きょうのクロスステッチ
【きょうのクロスステッチ Vol. 505】 by 岡村恭子
VOL.505 雨降りの気分転換
肉まん作りと東京イーストサイド物語
søndag den.12 januar 2020
年が明けてからも雪のかけらもない暖冬です。
おまけに毎日のように雨降りです。青空が恋しいけれど、
それが叶わないのなら、いっそ、吹雪にでもなって北欧らしい
〝 冬” を実感したい今日この頃です。
新しい年になって10日もたった頃に、日本からの年賀状が
届きました。消印を見るとクリスマス前日になっています。
年末年始の休みを考慮しても時間がかかり過ぎている。
問題だらけの郵便事情は改善されないまま年越しの様子で、
「この調子じゃ、こちらから出す手紙も日数がかかりそう…」
小さな封書をポケットに入れながら独りごちます。
ほとんどの連絡をメールで済ませられるようになった今も、
母にだけは手紙を認めるようにしています。だけど、すっかり郵便事情に
懐疑的になっている私は、近所の街角ポストを信用できません。
少し遠いけれど、スーパーマーケットに設置されたミニ郵便局の投函ボックス
まで足をのばします。

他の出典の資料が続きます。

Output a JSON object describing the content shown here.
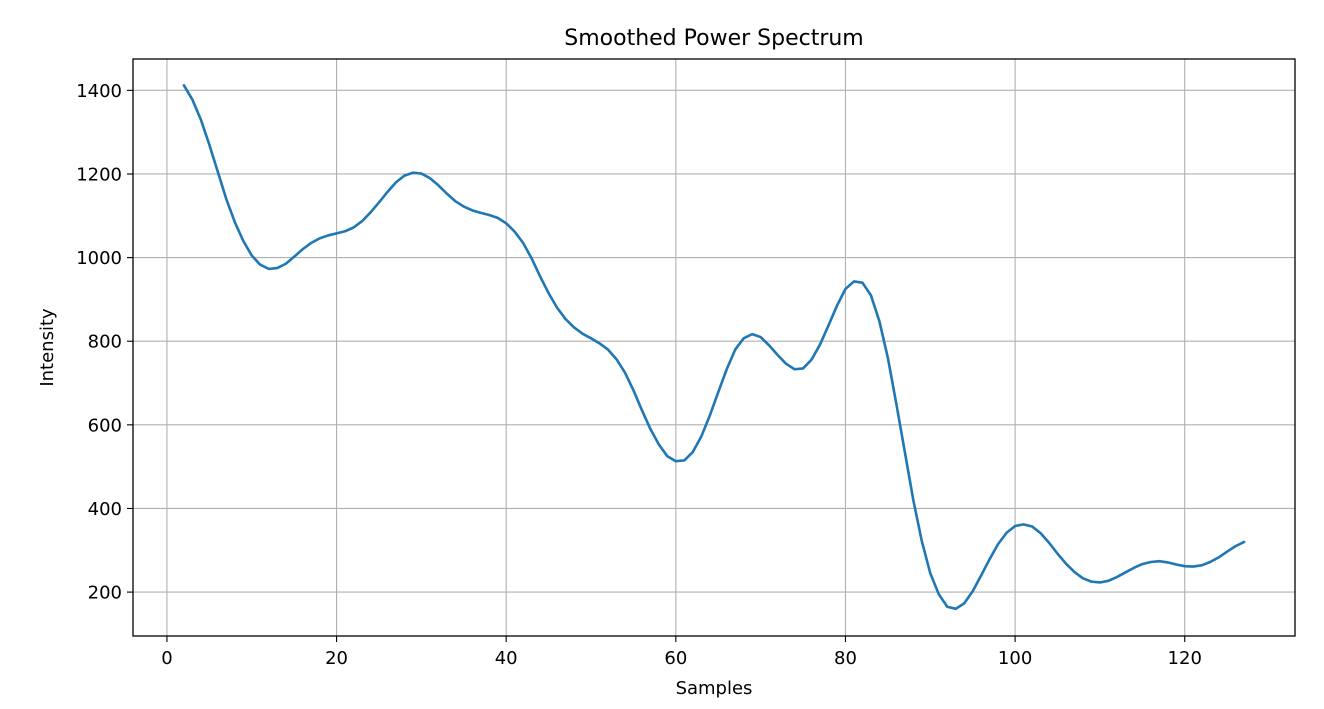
{
  "chart_data": {
    "type": "line",
    "title": "Smoothed Power Spectrum",
    "xlabel": "Samples",
    "ylabel": "Intensity",
    "xlim": [
      -4,
      133
    ],
    "ylim": [
      95,
      1475
    ],
    "xticks": [
      0,
      20,
      40,
      60,
      80,
      100,
      120
    ],
    "yticks": [
      200,
      400,
      600,
      800,
      1000,
      1200,
      1400
    ],
    "grid": true,
    "legend": "none",
    "series": [
      {
        "color": "#1f77b4",
        "x": [
          2,
          3,
          4,
          5,
          6,
          7,
          8,
          9,
          10,
          11,
          12,
          13,
          14,
          15,
          16,
          17,
          18,
          19,
          20,
          21,
          22,
          23,
          24,
          25,
          26,
          27,
          28,
          29,
          30,
          31,
          32,
          33,
          34,
          35,
          36,
          37,
          38,
          39,
          40,
          41,
          42,
          43,
          44,
          45,
          46,
          47,
          48,
          49,
          50,
          51,
          52,
          53,
          54,
          55,
          56,
          57,
          58,
          59,
          60,
          61,
          62,
          63,
          64,
          65,
          66,
          67,
          68,
          69,
          70,
          71,
          72,
          73,
          74,
          75,
          76,
          77,
          78,
          79,
          80,
          81,
          82,
          83,
          84,
          85,
          86,
          87,
          88,
          89,
          90,
          91,
          92,
          93,
          94,
          95,
          96,
          97,
          98,
          99,
          100,
          101,
          102,
          103,
          104,
          105,
          106,
          107,
          108,
          109,
          110,
          111,
          112,
          113,
          114,
          115,
          116,
          117,
          118,
          119,
          120,
          121,
          122,
          123,
          124,
          125,
          126,
          127
        ],
        "values": [
          1412,
          1378,
          1330,
          1270,
          1205,
          1140,
          1085,
          1040,
          1005,
          983,
          973,
          975,
          985,
          1002,
          1020,
          1035,
          1046,
          1053,
          1058,
          1063,
          1072,
          1087,
          1108,
          1132,
          1157,
          1180,
          1196,
          1203,
          1201,
          1190,
          1173,
          1153,
          1135,
          1122,
          1113,
          1107,
          1102,
          1095,
          1082,
          1062,
          1035,
          998,
          955,
          915,
          880,
          853,
          833,
          818,
          807,
          795,
          780,
          757,
          725,
          683,
          635,
          590,
          553,
          525,
          513,
          515,
          535,
          572,
          622,
          678,
          733,
          780,
          807,
          817,
          810,
          790,
          767,
          746,
          733,
          735,
          756,
          792,
          838,
          885,
          925,
          943,
          940,
          910,
          848,
          760,
          650,
          535,
          420,
          322,
          245,
          195,
          165,
          160,
          173,
          202,
          240,
          279,
          315,
          342,
          358,
          362,
          357,
          341,
          318,
          292,
          268,
          248,
          233,
          225,
          223,
          227,
          236,
          247,
          258,
          267,
          272,
          274,
          271,
          266,
          262,
          261,
          264,
          272,
          283,
          297,
          310,
          320
        ]
      }
    ]
  }
}
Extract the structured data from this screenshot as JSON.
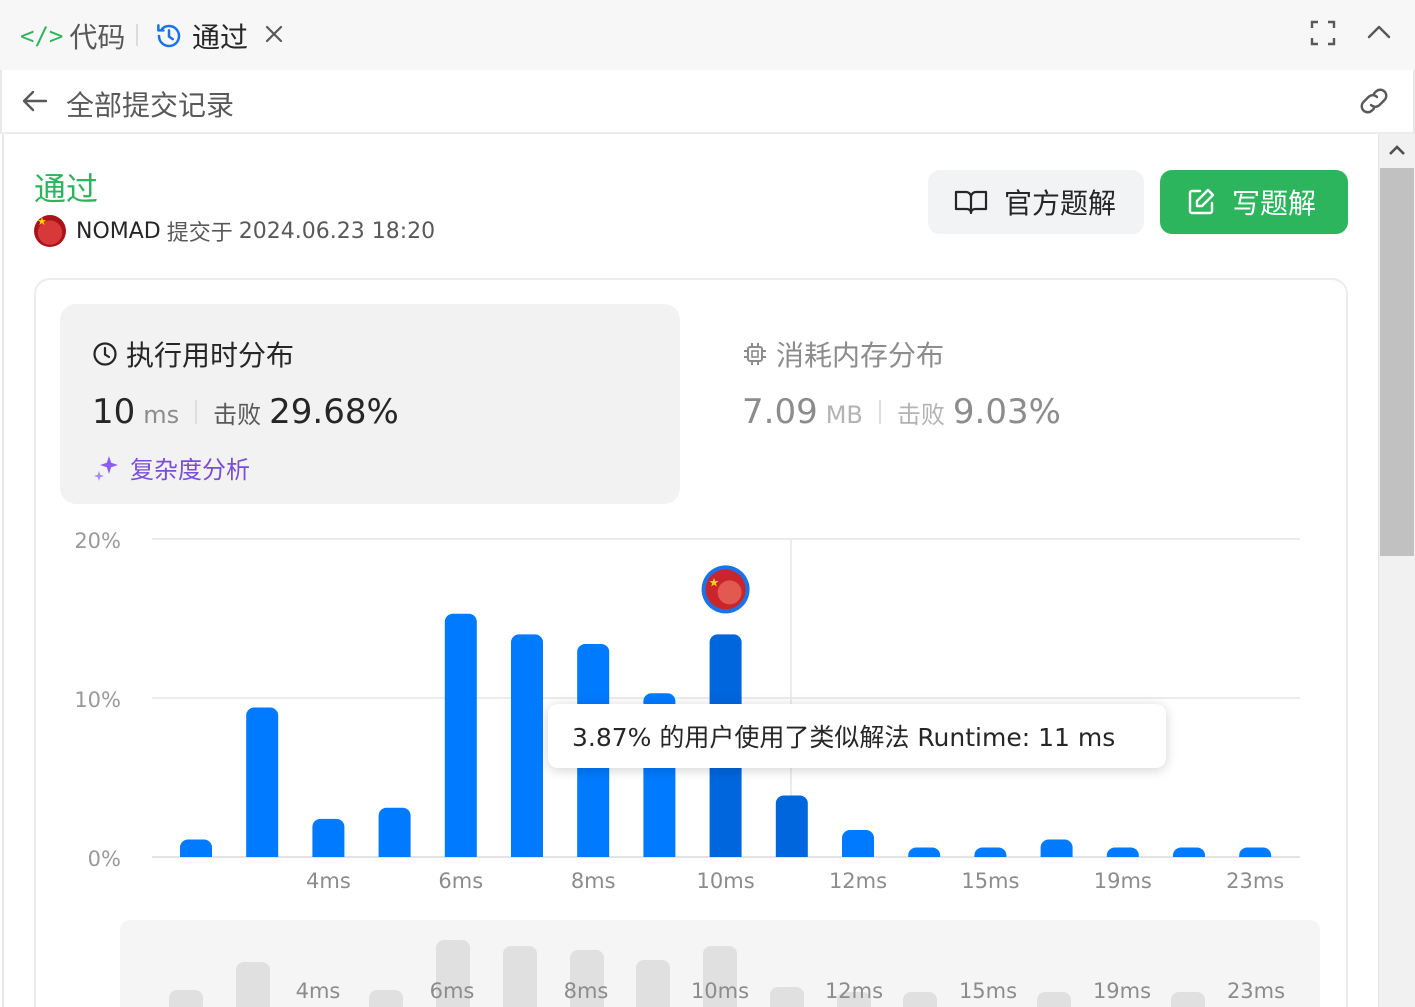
{
  "tabs": {
    "code_label": "代码",
    "code_icon": "code-icon",
    "result_label": "通过",
    "result_icon": "history-icon"
  },
  "header": {
    "title": "全部提交记录"
  },
  "submission": {
    "status": "通过",
    "user": "NOMAD",
    "submitted_label": "提交于",
    "time": "2024.06.23 18:20"
  },
  "actions": {
    "official_label": "官方题解",
    "write_label": "写题解"
  },
  "runtime": {
    "title": "执行用时分布",
    "value": "10",
    "unit": "ms",
    "beat_label": "击败",
    "beat_pct": "29.68%",
    "complexity_label": "复杂度分析"
  },
  "memory": {
    "title": "消耗内存分布",
    "value": "7.09",
    "unit": "MB",
    "beat_label": "击败",
    "beat_pct": "9.03%"
  },
  "tooltip": {
    "text": "3.87% 的用户使用了类似解法 Runtime: 11 ms"
  },
  "colors": {
    "accent_green": "#2db55d",
    "bar_blue": "#007aff",
    "bar_highlight": "#0066dd",
    "overview_bar": "#e0e0e0"
  },
  "chart_data": {
    "type": "bar",
    "ylim": [
      0,
      20
    ],
    "yticks": [
      "20%",
      "10%",
      "0%"
    ],
    "ytick_values": [
      20,
      10,
      0
    ],
    "values": [
      1.1,
      9.4,
      2.4,
      3.1,
      15.3,
      14.0,
      13.4,
      10.3,
      14.0,
      3.87,
      1.7,
      0.6,
      0.6,
      1.1,
      0.6,
      0.6,
      0.6
    ],
    "highlight_indices": [
      8,
      9
    ],
    "user_bar_index": 8,
    "xtick_labels": [
      "4ms",
      "6ms",
      "8ms",
      "10ms",
      "12ms",
      "15ms",
      "19ms",
      "23ms"
    ],
    "xtick_bar_indices": [
      2,
      4,
      6,
      8,
      10,
      12,
      14,
      16
    ],
    "overview_values": [
      0.8,
      3.6,
      0.8,
      5.8,
      5.2,
      4.8,
      3.8,
      5.2,
      1.1,
      0.6,
      0.6,
      0.6,
      0.6
    ]
  }
}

ちゃんと届きますように… 手を合わせるようにして投函。
ついでに買い物も済ませ雨の中を帰宅。ふー、やれやれ。。
午後のお茶で一息入れながら、不意に、夜食用の肉饅を作ろう!と思い立った。
→ VOL.499 深まる秋 アツアツ自家製肉まんにハマる の巻
ところが、いつもの要領で簡単に素早く…というはずが、どうしたわけか、
皮用のタネがいつまで経ってもペシャンコです。丸めて捨てて再度挑戦するも、
又しても発酵してくれません。肉饅作り名人の?私とした事が今日は一体どうした
ことだろう? こういう時には一旦心を肉饅から解放するに限ります。
しばらくして何食わぬ顔で3度目の挑戦。今度はなんとかなりました。
パン生地よりも簡単な肉饅作りに手こずるなんて、きっとこれも雨のせい。
退屈な気分が反映してしまったのだ、と勝手に納得したのでした。
夕食後、前回の帰国時のアルバムを紐解きます。
⚫︎好きになった街 浅草橋界隈
友人と浅草橋の駅で待ち合わせ。そこから三筋通りまでおしゃべり散歩です。
途中、鳥越神社に参拝。目的地はもうすぐそこです。
『テライ・クラフトメント』 → https://www.terai-craftment.com
土曜日の午後だけオープンしている、まるで物語に出てくるような
小さな帽子屋さんです。そこに被ってみたかった帽子があるのです。
→ https://www.nheadwear.com
ふっくらしたベレー帽です。上質の素材、立体的で丁寧な仕上がり。
柔らかく包まれる感触。娘へのお土産と合わせて2個オーダーしました。
出来上がりを楽しみに、帽子職人のアキさんにサヨナラして
さてさて、小腹も空いてきたし、周辺の散策を愉しみましょう。
浅草橋界隈は元々職人さんの街で革製品や布などの専門店、各種の専門部品を
取り扱うお店が多く、人通りの少ない小路に天婦羅や蕎麦などの名店が
ひっそりと暖簾を出しているかと思えば、若い人に人気のセレクトショップや
おしゃれなカフェが点在している。懐の深い街です。
そして少し歩けば隅田川の水辺に出ます。
橋から眺める少々雑多なスカイラインがTokyoらしさを醸し出しています。
すっかり日が暮れた空に三日月がかかった風景は一層味わい深い。
大好きな駒込界隈をはじめ、今回の浅草周辺など、
東京のイーストサイドは市井の暮らしが感じられる魅力に溢れて
私を故郷のように優しく包み込んでくれます。
岡村 恭子
http://copenhagensmile.weebly.com/
鳥越神社の境内の紅葉。近所の人がお参りしていました。
地域にすっかり溶け込んでいる様子。
うっかり見過ごしてしまいそうなテライ・クラフトメントの玄関。
帽子全て 武市 暁(アキ)さん製作。
n.headwear のデザイナー : 中島 ナオさんとのツーショット。
どうですか?私、似合ってますか?
隅田川に架かる厩橋からの眺め。
賛否両論のアサヒビールの金色のオブジェもすっかり馴染んでいます。
両国の空に三日月がかかって、永井荷風の「墨東奇譚」的な世界。